Internet of Things (IoT) devices are increasingly found in homes, providing useful functionality and convenience, such as smart speakers, TVs, and video doorbells. Along with their benefits come potential risks, since these devices can communicate information (audio recordings, television viewing habits, video recordings, etc.) about their users to other parties over the Internet. To help understand and mitigate these risks, in the Mon(IoT)r Lab at Northeastern University we are developing tools for measuring the behavior of IoT devices at a scale, such as their network traffic and any other visual signals they emit.
As part of the Digital Lab fellowship at Consumer Reports, we are focusing on understanding and mitigating privacy risks for smart speakers, under the observation that these devices have the capability to transmit, and/or record audio from their environments at any time.
In a previous study, we have shown, by using a variety of audio materials played back at some smart speakers in a controlled manner, that different generations of smart speakers from the four leading manufacturers record and upload conversations when they should not (i.e., when their wake word is not spoken). However, we did not show what factors increase this risk, if the devices are improving over time, and if there is anything we can do to reduce the risk of privacy exposure when using these devices.
In this fellowship, we reengineered the test infrastructure by making it fully automated, more realistic (for example by using multiple copies of the same devices), and by also expanding our audio material. Our audio material now includes hundreds of hours of voice samples from the Mozilla Common Voice database and additional hundreds of hours of dialogue from popular Netflix sitcoms. We have categorized each new unit of audio material into gender, age group, race, and accent. The question we want to answer with these new experiments is if these devices show any biases depending on the category of audio material, thus revealing whether people from certain categories are more at risk of being recorded or misunderstood by a smart speaker. Our results so far have shown that, compared to one year ago, smart speakers from all the manufacturers we tested still record when they should not, but much less than before, which is good news. Moreover, we have not seen yet strong evidence of discriminatory bias, although some data is still being analyzed. So far we have also seen that the crystal-clear sentences from the Mozilla Common Voice do not activate the devices as much as sitcom shows do. An explanation for this is that sitcom dialogue sometimes is faster and less clear because of background sounds and emotions, which may confuse the smart speakers.
As part of our analysis of smart speakers, we have also analyzed their network traffic to see whether any of it were suspicious. The bad news is that we have seen traffic going to tracking and analytical services, meaning that smart speakers are doing something more than just answering our questions when we intentionally or unintentionally trigger them.
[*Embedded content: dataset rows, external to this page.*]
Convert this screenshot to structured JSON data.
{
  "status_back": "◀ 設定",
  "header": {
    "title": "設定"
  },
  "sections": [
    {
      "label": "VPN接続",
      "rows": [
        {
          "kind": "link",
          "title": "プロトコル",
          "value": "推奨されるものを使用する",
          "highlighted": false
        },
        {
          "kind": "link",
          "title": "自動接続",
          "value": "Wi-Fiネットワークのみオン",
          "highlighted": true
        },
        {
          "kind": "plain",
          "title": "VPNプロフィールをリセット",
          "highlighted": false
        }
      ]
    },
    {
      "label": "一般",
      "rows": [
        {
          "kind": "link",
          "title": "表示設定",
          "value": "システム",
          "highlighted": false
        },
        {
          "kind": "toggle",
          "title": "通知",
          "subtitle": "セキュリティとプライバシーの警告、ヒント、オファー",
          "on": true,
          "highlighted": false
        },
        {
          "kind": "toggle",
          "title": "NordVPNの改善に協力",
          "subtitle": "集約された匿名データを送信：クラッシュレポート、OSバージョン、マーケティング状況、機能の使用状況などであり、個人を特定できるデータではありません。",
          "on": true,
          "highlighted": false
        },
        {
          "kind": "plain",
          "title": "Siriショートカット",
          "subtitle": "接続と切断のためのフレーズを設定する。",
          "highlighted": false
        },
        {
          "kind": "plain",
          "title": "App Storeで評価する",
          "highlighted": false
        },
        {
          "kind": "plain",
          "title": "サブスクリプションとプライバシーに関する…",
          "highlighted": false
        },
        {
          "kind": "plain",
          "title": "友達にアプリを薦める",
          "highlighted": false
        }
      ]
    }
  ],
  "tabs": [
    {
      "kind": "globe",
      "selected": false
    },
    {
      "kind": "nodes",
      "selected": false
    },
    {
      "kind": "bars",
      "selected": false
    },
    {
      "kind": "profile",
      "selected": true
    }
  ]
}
The good news is that we can block some of such traffic without affecting the functionality of the devices, thus reducing the opportunities for the device to expose user information. In the case of Amazon Echo devices, after performing an extensive number of controlled experiments, we were able to consistently block 8 out of their 13 destinations, while for Google Home devices we were able to block 9 out of 14. We have also observed this phenomenon for some IoT devices that are not smart speakers as well: 28 other different IoT devices in our testbed produce network traffic that is not needed for the device to function, and therefore can be blocked.
Another concerning behavior we have noticed is that some smart speakers communicate with each other if they are in proximity, even if they are owned by different users, set up on different accounts, and connected to different networks using different Internet connections. We have seen this behavior when two unrelated Homepod devices were unable to answer “Hey Siri” at the same time, meaning that an unrelated device can prevent an existing device from responding.
Finally, one of our final goals is to propose possible ways to defend from the risk of privacy exposure from smart speakers activating when they should not. To this end, we are experimenting with open-source wake word recognition engines to give users the ability to use wake words that are harder to trigger accidentally. This would provide a more transparent and reliable way to trigger the functions of a smart speaker, thus mitigating the risk of accidentally recording conversations. We are also exploring ways to “mute” smart speakers by blocking their network traffic when the wake word is not detected, to prevent the recording being sent. A network traffic mute can also be useful as an alternative to their physical mute button, since such button is typically implemented via software, and therefore if the software of the device malfunctions due to a bug or it is compromised, the device microphone can stay active even if it is disabled.